我说:“作为未婚妻不但不知道你的生日,没有礼物,还反倒让你送我礼物。”看了眼台上:“你这样做,让我觉得自己明显不合格。”
他眉梢微挑:“你可以做一些让我觉得合格的事。”
我不耻下问:“例如?”让我没有想到的是,我的不耻下问在接下来的几分钟,让我无比深刻地体会到了那句话,自作孽不可活。
他眼中含笑:“这样。”在我弄清楚他倾身过来的目的而做出反应之前,我的双唇已经结结实实被一个三十七度左右的温热物体覆盖。这样猝不及防的偷袭,让我的脑袋在接下来的不知道多长时间里完全处于停滞状态,除了一片空白还是一片空白,等终于反应过来想到要反抗的时候,敌人却早已撤离防区……
歌剧结束,聂少川送我回家,要到的时候远远看见两个人影在大门外徘徊,待车驶近一看,是一男一女,女的我认识。聂少川停下车看我一看,我淡淡地说:“认识的人。就送到这里吧,再见。”说完也没等他开口就径自下车朝等着的两人走去。
来人我确实认识,权叔的太太,权婶。公司每年的年会都要求员工必须携伴参加,所以见过几次。而她旁边这个大约十七八岁的年轻男孩,想必就是她儿子献冬。
我主动上前打招呼:“权婶,这么晚了,你这是?”她的来意我想我已经猜到,只可惜,我也无能为力。
权婶一见我立刻红了眼眶:“邵小姐,不好意思,这么晚来打扰你。但公司我们又不敢去,听说这几天有些记者在那里,怕给你添麻烦,所以只好来这里等你,实在对不起。”
我轻声安慰:“权婶你快别这么说,不管公司还是我家,都绝对欢迎你们。外面天凉,有什么事我们先进去坐下再说吧,好吗?”
她拒绝了我的提议:“不用了,邵小姐,谢谢你。我们今天来只是想求你高抬贵手原谅曾权,我知道他鬼迷心窍犯下大错,给公司造成了很大损失,但他也是一时糊涂,不是有意的。他在公司干了那么多年,没有功劳也有苦劳,邵小姐,你就看在他以前尽心尽力为公司的份上,原谅他这一回吧,啊?”
我满脸为难:“权婶,你说的这些我都清楚,权叔这几十年为公司做的我们都明白,也记在心上。只是这次的损失实在太大,就我个人而言,我从来没怨过他,但公司不是我一个人的,也不全是卲家的,不能我一个人说了算。这么大的事,必须董事会开会商议才行,董事会最终决定要起诉权叔,我也没有办法,对不起。”

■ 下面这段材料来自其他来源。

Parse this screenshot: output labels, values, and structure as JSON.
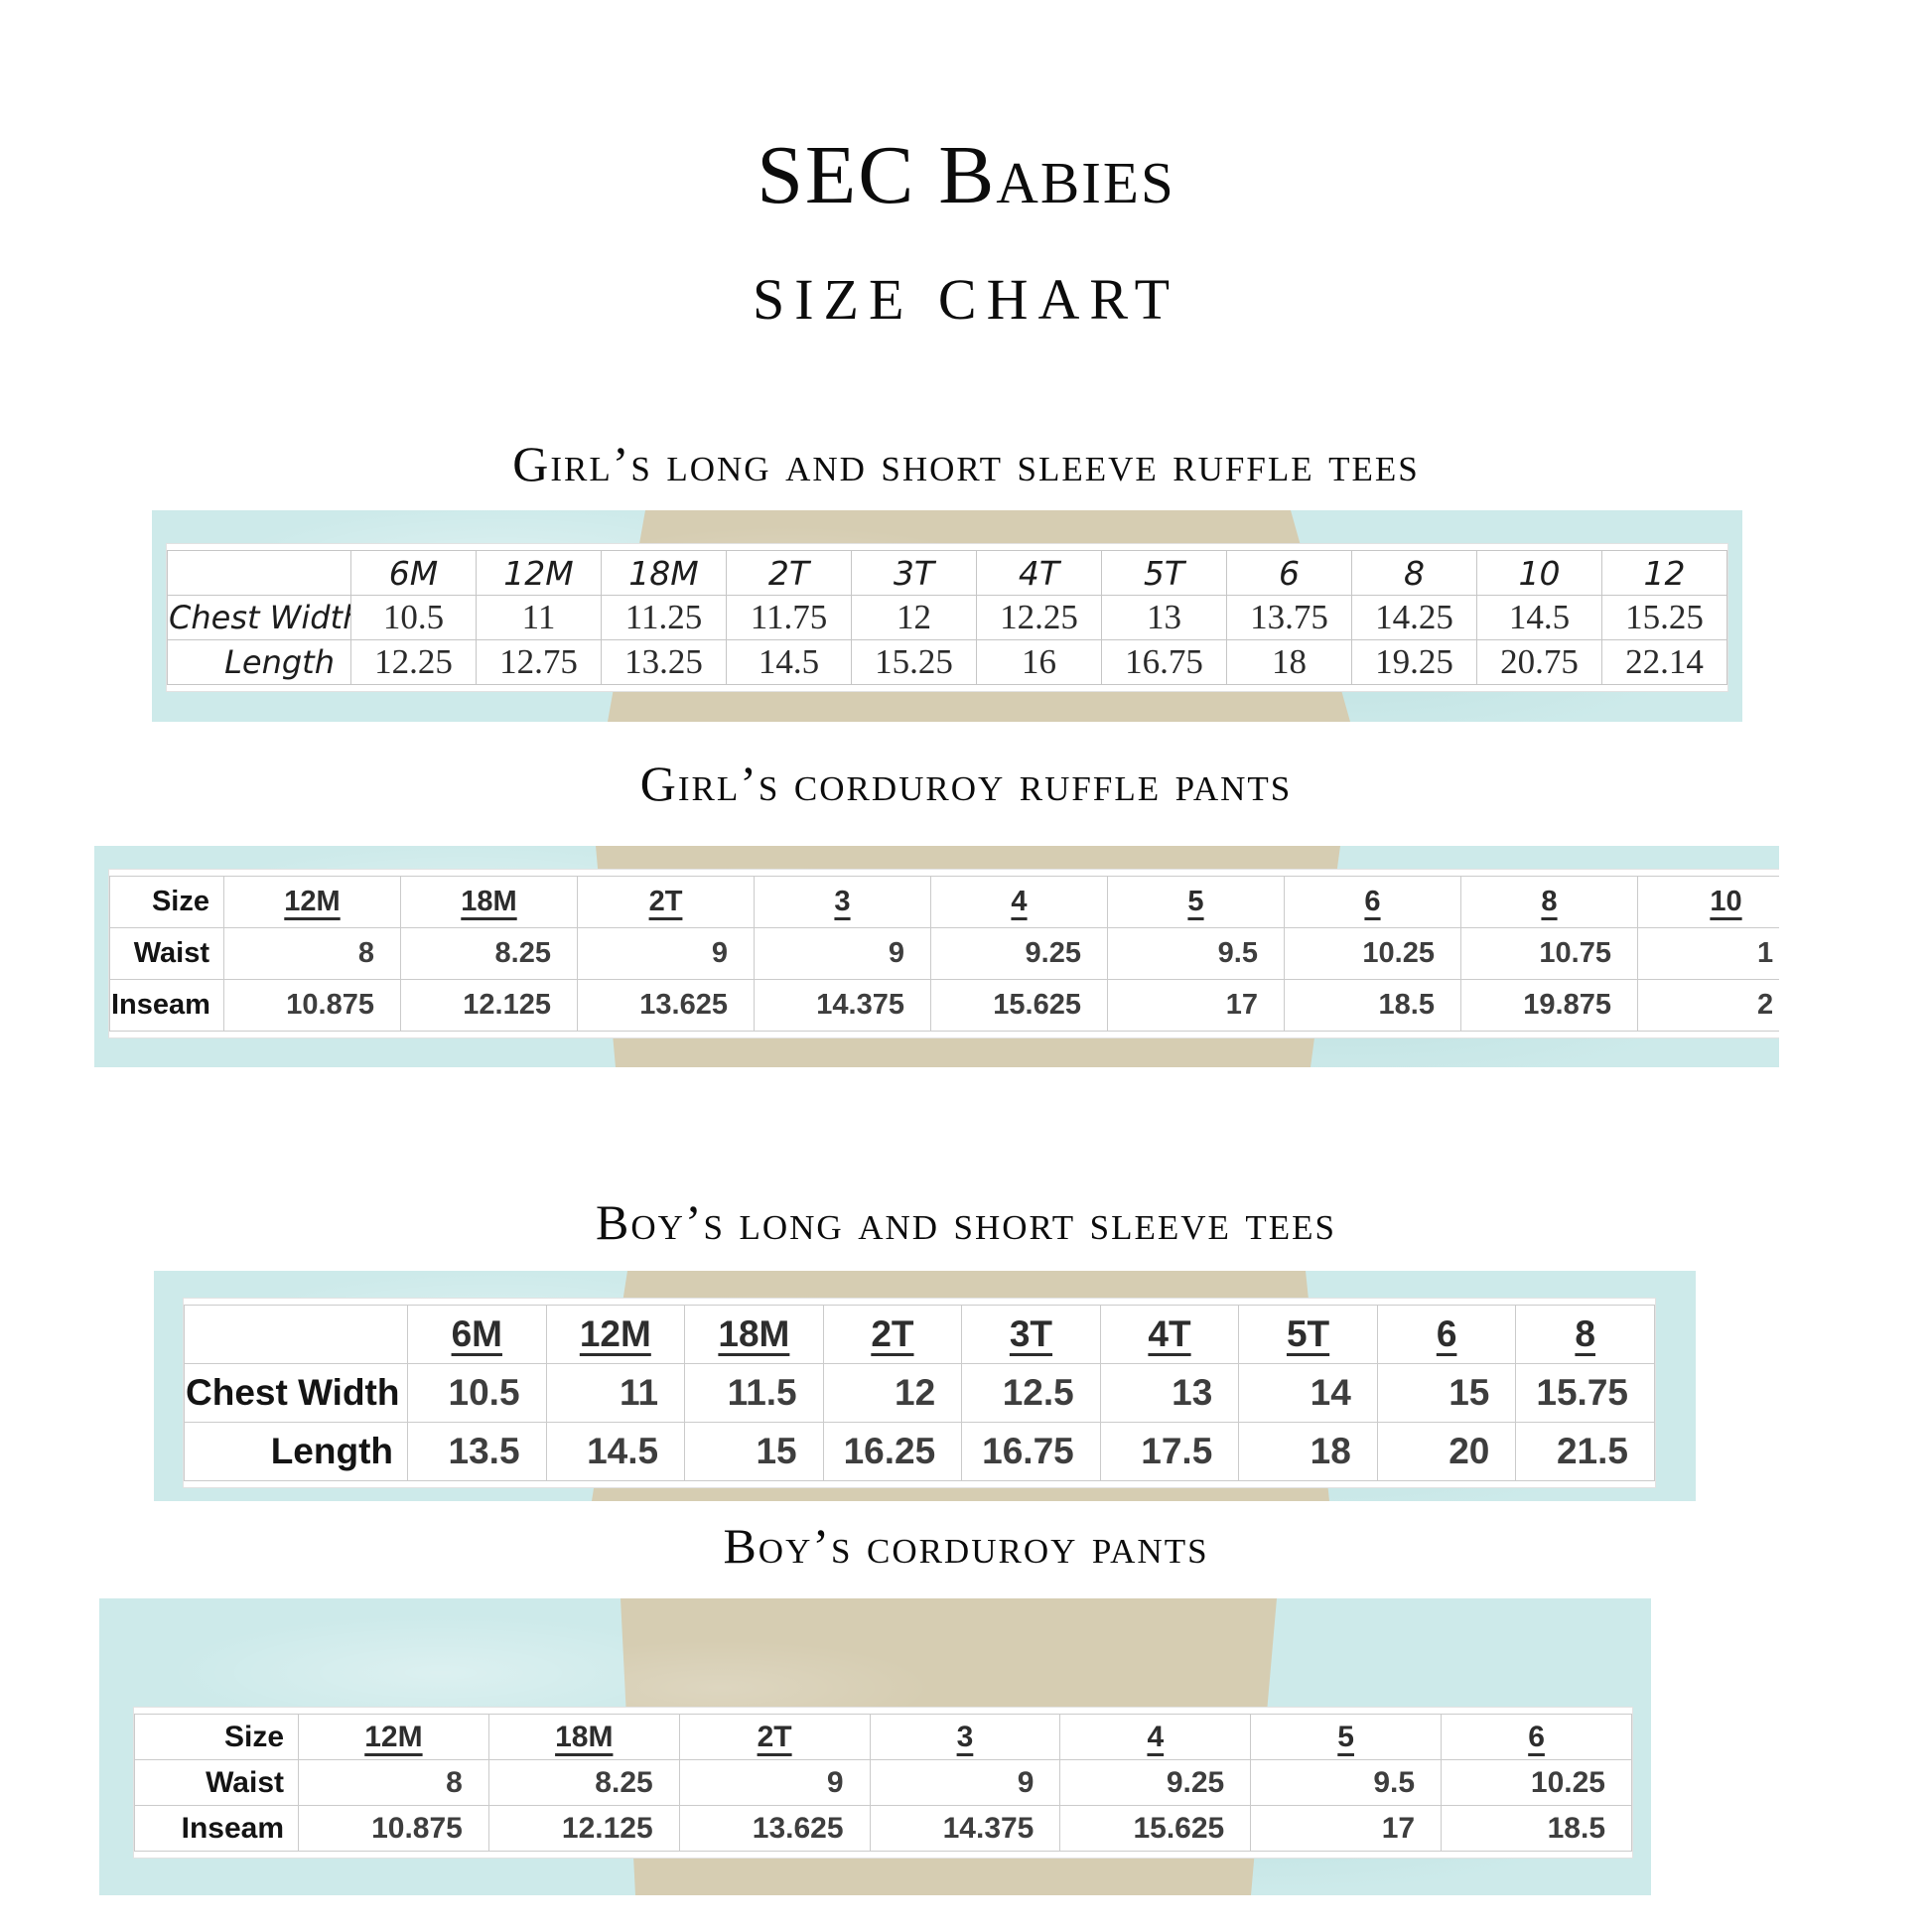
{
  "page": {
    "title": "SEC Babies",
    "subtitle": "SIZE CHART"
  },
  "colors": {
    "band_blue": "#cdeaea",
    "ribbon_tan": "#d6cdb2",
    "grid_gray": "#cbcbcb",
    "text_dark": "#3e3e3e"
  },
  "sections": [
    {
      "heading": "Girl’s long and short sleeve ruffle tees",
      "table": {
        "corner_label": "",
        "columns": [
          "6M",
          "12M",
          "18M",
          "2T",
          "3T",
          "4T",
          "5T",
          "6",
          "8",
          "10",
          "12"
        ],
        "rows": [
          {
            "label": "Chest Width",
            "values": [
              "10.5",
              "11",
              "11.25",
              "11.75",
              "12",
              "12.25",
              "13",
              "13.75",
              "14.25",
              "14.5",
              "15.25"
            ]
          },
          {
            "label": "Length",
            "values": [
              "12.25",
              "12.75",
              "13.25",
              "14.5",
              "15.25",
              "16",
              "16.75",
              "18",
              "19.25",
              "20.75",
              "22.14"
            ]
          }
        ]
      }
    },
    {
      "heading": "Girl’s corduroy ruffle pants",
      "table": {
        "corner_label": "Size",
        "clipped": true,
        "columns": [
          "12M",
          "18M",
          "2T",
          "3",
          "4",
          "5",
          "6",
          "8",
          "10"
        ],
        "rows": [
          {
            "label": "Waist",
            "values": [
              "8",
              "8.25",
              "9",
              "9",
              "9.25",
              "9.5",
              "10.25",
              "10.75",
              "1"
            ]
          },
          {
            "label": "Inseam",
            "values": [
              "10.875",
              "12.125",
              "13.625",
              "14.375",
              "15.625",
              "17",
              "18.5",
              "19.875",
              "2"
            ]
          }
        ]
      }
    },
    {
      "heading": "Boy’s long and short sleeve tees",
      "table": {
        "corner_label": "",
        "columns": [
          "6M",
          "12M",
          "18M",
          "2T",
          "3T",
          "4T",
          "5T",
          "6",
          "8"
        ],
        "rows": [
          {
            "label": "Chest Width",
            "values": [
              "10.5",
              "11",
              "11.5",
              "12",
              "12.5",
              "13",
              "14",
              "15",
              "15.75"
            ]
          },
          {
            "label": "Length",
            "values": [
              "13.5",
              "14.5",
              "15",
              "16.25",
              "16.75",
              "17.5",
              "18",
              "20",
              "21.5"
            ]
          }
        ]
      }
    },
    {
      "heading": "Boy’s corduroy pants",
      "table": {
        "corner_label": "Size",
        "columns": [
          "12M",
          "18M",
          "2T",
          "3",
          "4",
          "5",
          "6"
        ],
        "rows": [
          {
            "label": "Waist",
            "values": [
              "8",
              "8.25",
              "9",
              "9",
              "9.25",
              "9.5",
              "10.25"
            ]
          },
          {
            "label": "Inseam",
            "values": [
              "10.875",
              "12.125",
              "13.625",
              "14.375",
              "15.625",
              "17",
              "18.5"
            ]
          }
        ]
      }
    }
  ]
}
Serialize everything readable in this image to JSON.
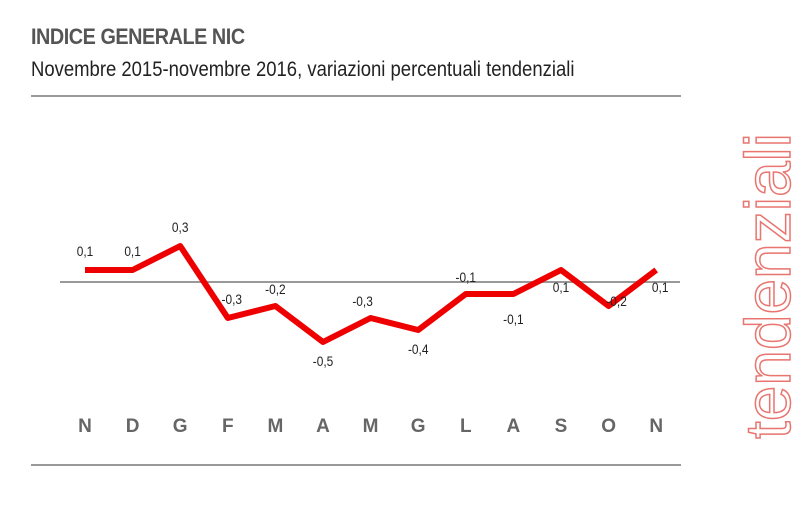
{
  "chart_data": {
    "type": "line",
    "title": "INDICE GENERALE NIC",
    "subtitle": "Novembre 2015-novembre 2016, variazioni percentuali tendenziali",
    "side_label": "tendenziali",
    "categories": [
      "N",
      "D",
      "G",
      "F",
      "M",
      "A",
      "M",
      "G",
      "L",
      "A",
      "S",
      "O",
      "N"
    ],
    "values": [
      0.1,
      0.1,
      0.3,
      -0.3,
      -0.2,
      -0.5,
      -0.3,
      -0.4,
      -0.1,
      -0.1,
      0.1,
      -0.2,
      0.1
    ],
    "value_labels": [
      "0,1",
      "0,1",
      "0,3",
      "-0,3",
      "-0,2",
      "-0,5",
      "-0,3",
      "-0,4",
      "-0,1",
      "-0,1",
      "0,1",
      "-0,2",
      "0,1"
    ],
    "xlabel": "",
    "ylabel": "",
    "grid": false,
    "colors": {
      "line": "#ee0000",
      "zero_line": "#999999",
      "axis_text": "#666666"
    }
  }
}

权婶激动地拉着我的手,哽咽着说:“但你是公司最大的领导,你一定有办法的对不对?不能这样,不能这样啊,阿权这辈子最重视声誉,一辈子兢兢业业勤勤恳恳,从来没犯过错,为的就是怕别人戳脊梁骨。如果这次被告上法庭,他还怎么有脸见人,那他这辈子不就完了吗?他是我和儿子唯一的依靠,他完了,我们这个家也就完了。”她悲恸地望着我,哭出声来:“邵小姐,你是好人,我求求你,我求求你了,你救救阿权,你救救他吧,我求你了。”
说着就要跪下,我连忙扶起她:“权婶,不是我不想救权叔,只是我实在没有办法,董事会已经决定的事,我更改不了。我已经让人帮他找了这方面最好的律师,尽量减轻他的处罚。我能做的,就只有这么多,很抱歉。”
“那怎么办?如果连你都救不了他,那谁还能救他?谁还能救他?谁?”她茫然望着地面,似乎在喃喃自语,半晌,突然像想起什么似的猛然抬头看着我:“老太爷,老太爷,说不定老太爷可以救他。邵小姐,求求你,你跟老太爷说说,老太爷肯定能救他,求你了。”说着又要下跪。
这次我还没来得及伸手,权婶的儿子已经快我一步一把扶起她,接着憎恨地看着我:“妈,不要求她,爸爸亏损的是她们卲家的钱,她怎么可能帮我们,猫哭耗子假慈悲。呸,我们不稀罕。”
权婶呵斥儿子:“你怎么可以这么想?邵小姐是真心帮我们的,这次确实是你爸爸做错,做人不能忘恩负义。”
他指着自己:“我忘恩负义?我忘恩负义那她呢?”义愤填膺地指着我:“忘恩负义的是她,爸爸为她们干了那么多年,到头来什么都没落到,还摊上官司,还要坐牢,谁忘恩负义?是她们那帮狼心狗肺的吸血鬼,是她们,是她们。”啪的一声,周围一下子静止了,他捂着被打的脸,难以置信地望着权婶:“你打我?你居然为了那些狼心狗肺的人打我?”
权婶望着自己不停颤抖的右手,含泪无言以对。
我冷冷地说:“因为你该打。”
他狠狠瞪着我:“我凭什么该打?你们这些吸血鬼。”
我说:“你爸爸之所以有今天都是因为你。你不思上进,在学校成天游手好闲却想混进好的大学,还妄想进加州理工。你爸爸是无计可施之下听人说可以找到门路,所以才会上当受骗造成现在的局面,你觉得不是因为你吗?如果不是你癞蛤蟆想吃天鹅肉,根本就不会发生这件事,你觉得不是因为你吗?自己没用还连累别人,你觉得不是因为你吗?”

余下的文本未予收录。